Mungkin, orang akan mencelaku karena mencintai suami orang. Tapi siapa yg bisa menahan hati yg berada di jari-jari Ar-Rahman? Dialah yg membolak balikkan hati. Jika boleh memilih, tiap wanita tak akan mau mencintai orang yg sudah menikah. Tapi, aku hanyalah akhwat yg lemah yg tak kuat menahan rasa yg seharusnya lebih pantas ada setelah jalinan halal, menikah. Semoga Allah mengampuniku.
“Ukhti..maafkan aku mencintai suamimu. Aku memahami perasaanmu yg berat berbagi suami dgn saudarimu ini. Tapi, andai engkau pun mau memahami saudarimu ini. Bukan aku yg menetapkan ikhwan mana yg berniat menikahiku. Tapi Allah, yg Maha Pencipta. Qadarallah, suamimu lah yg memiliki niat menikahiku, menerima aku apa adanya. Tapi, jika memang Qadarallah mengatakan aku bukan untuknya, insya Allah aku ikhlash. Semoga engkau selalu berbahagia bersamanya. Uhibbuki fillah. Doaku menyertai kalian, insya Allah. Semoga Allah mengumpulkan kita di Jannah-Nya.”Demikianlah, segores tinta dlm catatan hidupku. Cerita singkat yg mungkin akan dikatakan orang “roman picisan.”

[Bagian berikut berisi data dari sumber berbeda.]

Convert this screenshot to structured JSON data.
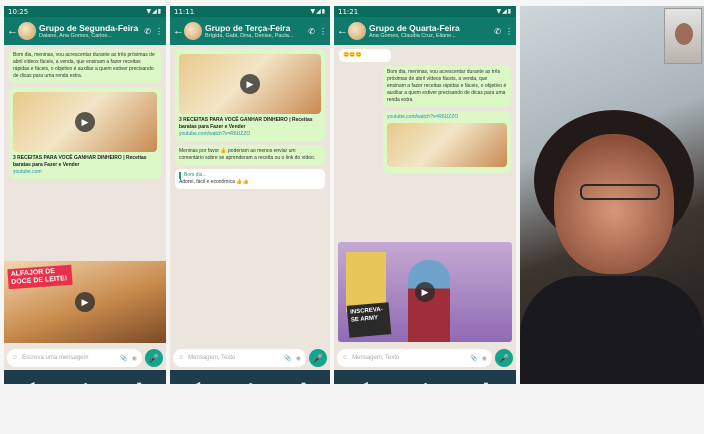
{
  "phones": [
    {
      "id": "p1",
      "status_time": "10:25",
      "chat_title": "Grupo de Segunda-Feira",
      "chat_subtitle": "Daiane, Ana Gomes, Carlos...",
      "messages": [
        {
          "kind": "text",
          "text": "Bom dia, meninas, vou acrescentar durante as três próximas de abril vídeos fáceis, a venda, que ensinam a fazer receitas rápidas e fáceis, o objetivo é auxiliar a quem estiver precisando de dicas para uma renda extra."
        },
        {
          "kind": "media",
          "caption": "3 RECEITAS PARA VOCÊ GANHAR DINHEIRO | Receitas baratas para Fazer e Vender",
          "link": "youtube.com"
        }
      ],
      "promo_label": "ALFAJOR DE DOCE DE LEITE!",
      "input_placeholder": "Escreva uma mensagem"
    },
    {
      "id": "p2",
      "status_time": "11:11",
      "chat_title": "Grupo de Terça-Feira",
      "chat_subtitle": "Brígida, Gabi, Dina, Denise, Paula...",
      "messages": [
        {
          "kind": "media",
          "caption": "3 RECEITAS PARA VOCÊ GANHAR DINHEIRO | Receitas baratas para Fazer e Vender",
          "link": "youtube.com/watch?v=R6UZZO"
        },
        {
          "kind": "text",
          "text": "Meninas por favor 👍 poderiam ao menos enviar um comentário sobre se aprenderam a receita ou o link do vídeo."
        },
        {
          "kind": "reply",
          "quote": "Bom dia...",
          "text": "Adorei, fácil e econômica 👍👍"
        }
      ],
      "input_placeholder": "Mensagem, Texto"
    },
    {
      "id": "p3",
      "status_time": "11:21",
      "chat_title": "Grupo de Quarta-Feira",
      "chat_subtitle": "Ana Gomes, Claudia Cruz, Eliane...",
      "emoji_row": "😊😊😊",
      "messages": [
        {
          "kind": "text",
          "text": "Bom dia, meninas, vou acrescentar durante as três próximas de abril vídeos fáceis, a venda, que ensinam a fazer receitas rápidas e fáceis, o objetivo é auxiliar a quem estiver precisando de dicas para uma renda extra."
        },
        {
          "kind": "link",
          "link": "youtube.com/watch?v=R6UZZO"
        }
      ],
      "yt_sign": "INSCREVA-SE ARMY",
      "input_placeholder": "Mensagem, Texto"
    }
  ],
  "nav": {
    "back": "◀",
    "home": "●",
    "recent": "■"
  }
}
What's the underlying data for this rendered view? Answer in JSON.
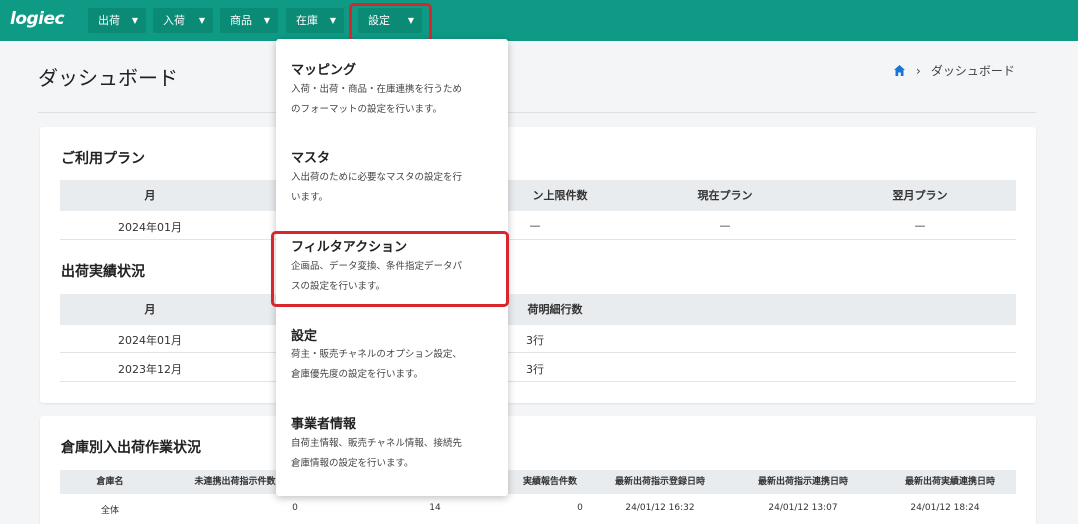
{
  "nav": {
    "logo": "logiec",
    "items": [
      {
        "label": "出荷"
      },
      {
        "label": "入荷"
      },
      {
        "label": "商品"
      },
      {
        "label": "在庫"
      },
      {
        "label": "設定"
      }
    ]
  },
  "page": {
    "title": "ダッシュボード",
    "breadcrumb": "ダッシュボード"
  },
  "plan": {
    "title": "ご利用プラン",
    "headers": [
      "月",
      "ン上限件数",
      "現在プラン",
      "翌月プラン"
    ],
    "row": [
      "2024年01月",
      "—",
      "—",
      "—"
    ]
  },
  "shipping": {
    "title": "出荷実績状況",
    "headers": [
      "月",
      "荷明細行数"
    ],
    "rows": [
      [
        "2024年01月",
        "3行"
      ],
      [
        "2023年12月",
        "3行"
      ]
    ]
  },
  "warehouse": {
    "title": "倉庫別入出荷作業状況",
    "headers": [
      "倉庫名",
      "未連携出荷指示件数",
      "実績報告件数",
      "最新出荷指示登録日時",
      "最新出荷指示連携日時",
      "最新出荷実績連携日時"
    ],
    "row": [
      "全体",
      "0",
      "14",
      "0",
      "24/01/12 16:32",
      "24/01/12 13:07",
      "24/01/12 18:24"
    ]
  },
  "settings_menu": [
    {
      "title": "マッピング",
      "desc1": "入荷・出荷・商品・在庫連携を行うため",
      "desc2": "のフォーマットの設定を行います。"
    },
    {
      "title": "マスタ",
      "desc1": "入出荷のために必要なマスタの設定を行",
      "desc2": "います。"
    },
    {
      "title": "フィルタアクション",
      "desc1": "企画品、データ変換、条件指定データパ",
      "desc2": "スの設定を行います。"
    },
    {
      "title": "設定",
      "desc1": "荷主・販売チャネルのオプション設定、",
      "desc2": "倉庫優先度の設定を行います。"
    },
    {
      "title": "事業者情報",
      "desc1": "自荷主情報、販売チャネル情報、接続先",
      "desc2": "倉庫情報の設定を行います。"
    }
  ]
}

Aku yakin, Allah telah menetapkan yg terbaik bagiku. Ini, menjadi renungan bagiku. Ini, insya Allah akan menjadi pelajaran bagiku kelak. Jika kelak, aku panjang umur dan menikah dgn ikhwan lain. Lalu, suatu saat suamiku ingin menikah lagi dgn akhwat yg ia cintai karena Allah, semoga Allah memberikan hatiku kelapangan untk berbagi dgn saudariku.
Dari Abu Hamzah Anas bin Malik, khadim (pembantu) Rasulullah Shallallahu ‘alaihi wa sallam, dari Nabi Shallallahu ‘alaihi wa sallam, Beliau berkata, “Tidaklah seseorang dari kalian sempurna imannya, sampai ia mencintai untk saudaranya sesuatu yg ia cintai untk dirinya”. (HR. Bukhari)
Aku tak mencela kekurangan saudariku, sungguh aku pun manusia yg memiliki banyak kekurangan. Biarlah ku titipkan cinta ni kepada Allah yg Maha Pengasih, Maha Penyayang. Semoga cinta ni semata-mata karenaNya. Sehingga bisa menjadi penyebab mendapatkan naunganNya di hari kiamat nanti.